Winter landscape with a small village and a bridge crossing a river. Digital painting.
Image via Shutterstock

Originally established as an accounting service, my 7th great uncle Ebenezer had the foresight to diversify the business, even back in the Victorian Era. He aggressively took the company into the sleeping aids sector in 1844, which remains one of our core business segments today. Our Scrooge brand sleep aid products are not only safe and effective, but they will be entirely carbon neutral by 2044.

Today, The Scrooge Group relies on a more contemporary approach to increasing our expansion capital. It’s largely done by filing lawsuits against companies that infringe on our Scrooge trademarks. We still use wooden stocks from time to time. Incidentally, our popular Bah Humbug wooden stock line will be entirely planet-friendly by 2082.

Family Governance

I’m not going to lie; having four ghosts on the company board can be challenging. I don’t expect us to always agree on the firm’s trajectory, but our ghosts don’t bring much optimism. And I really wish the ghost of Jacob Marley would stop rattling his chains every time he receives a funny text.

I have to credit the Ghost of Christmas Future for helping the company navigate through some particularly tricky periods. It’s almost like he knows exactly what’s going to happen before it does. He also kept us from investing in non-fungible tokens.

The attempted takeover by that power-hungry monster, Tiny Tim, really exposed our need for a strong governance framework. Today, all Scrooge Group stakeholders are aligned, and I’m honoured to have a member from the Cratchit family serve as the board’s vice chair. He does arrive late after the holidays with the excuse, “I was making rather merry yesterday,” but we typically just give him a raise, as I’m sure my great uncle Ebenezer would.

Christmas tree in a snowy landscape.
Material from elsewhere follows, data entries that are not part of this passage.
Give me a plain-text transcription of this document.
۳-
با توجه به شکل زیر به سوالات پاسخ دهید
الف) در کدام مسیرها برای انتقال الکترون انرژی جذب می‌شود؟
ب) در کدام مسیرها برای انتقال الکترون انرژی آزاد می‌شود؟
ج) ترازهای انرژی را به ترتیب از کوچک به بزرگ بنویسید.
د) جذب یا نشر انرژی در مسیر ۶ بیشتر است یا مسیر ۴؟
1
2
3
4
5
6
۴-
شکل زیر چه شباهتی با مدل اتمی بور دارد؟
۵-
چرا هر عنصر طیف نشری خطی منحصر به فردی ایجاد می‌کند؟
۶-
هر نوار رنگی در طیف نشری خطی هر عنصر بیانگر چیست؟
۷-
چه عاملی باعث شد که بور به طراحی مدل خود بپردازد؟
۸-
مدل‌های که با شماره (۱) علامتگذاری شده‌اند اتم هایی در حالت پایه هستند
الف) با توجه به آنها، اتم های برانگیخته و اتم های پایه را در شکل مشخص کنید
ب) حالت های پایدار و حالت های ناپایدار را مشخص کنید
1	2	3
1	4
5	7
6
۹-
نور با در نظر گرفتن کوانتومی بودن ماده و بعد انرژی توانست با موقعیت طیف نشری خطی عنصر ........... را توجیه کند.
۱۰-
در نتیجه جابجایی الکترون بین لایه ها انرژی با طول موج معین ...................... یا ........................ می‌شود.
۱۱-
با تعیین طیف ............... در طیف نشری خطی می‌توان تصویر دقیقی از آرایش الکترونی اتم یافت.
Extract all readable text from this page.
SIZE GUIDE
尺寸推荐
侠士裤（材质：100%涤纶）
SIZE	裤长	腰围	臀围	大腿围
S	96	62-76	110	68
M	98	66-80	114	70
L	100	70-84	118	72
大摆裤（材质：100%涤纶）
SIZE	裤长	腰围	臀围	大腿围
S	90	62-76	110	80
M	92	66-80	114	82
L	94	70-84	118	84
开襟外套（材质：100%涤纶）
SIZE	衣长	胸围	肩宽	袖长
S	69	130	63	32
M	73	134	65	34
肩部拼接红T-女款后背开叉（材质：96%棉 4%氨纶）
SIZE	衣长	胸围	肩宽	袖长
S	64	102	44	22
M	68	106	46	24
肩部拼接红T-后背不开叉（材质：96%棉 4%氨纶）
Hand-painted illustration.
Image via Shutterstock

’Tis always the season

The Scrooge Group has a special connection to Christmas and all it represents. Like many family businesses that have straddled two centuries, some of our company’s history has been lost to the sands of time, or in our case, soot (we’re exploring wind power, I swear.)

But thanks to Ebenezer Scrooge, we will always operate as if Christmas is in our hearts and try to keep it all the year. I sincerely hope you will, too.

Merry Christmas from The Scrooge Group.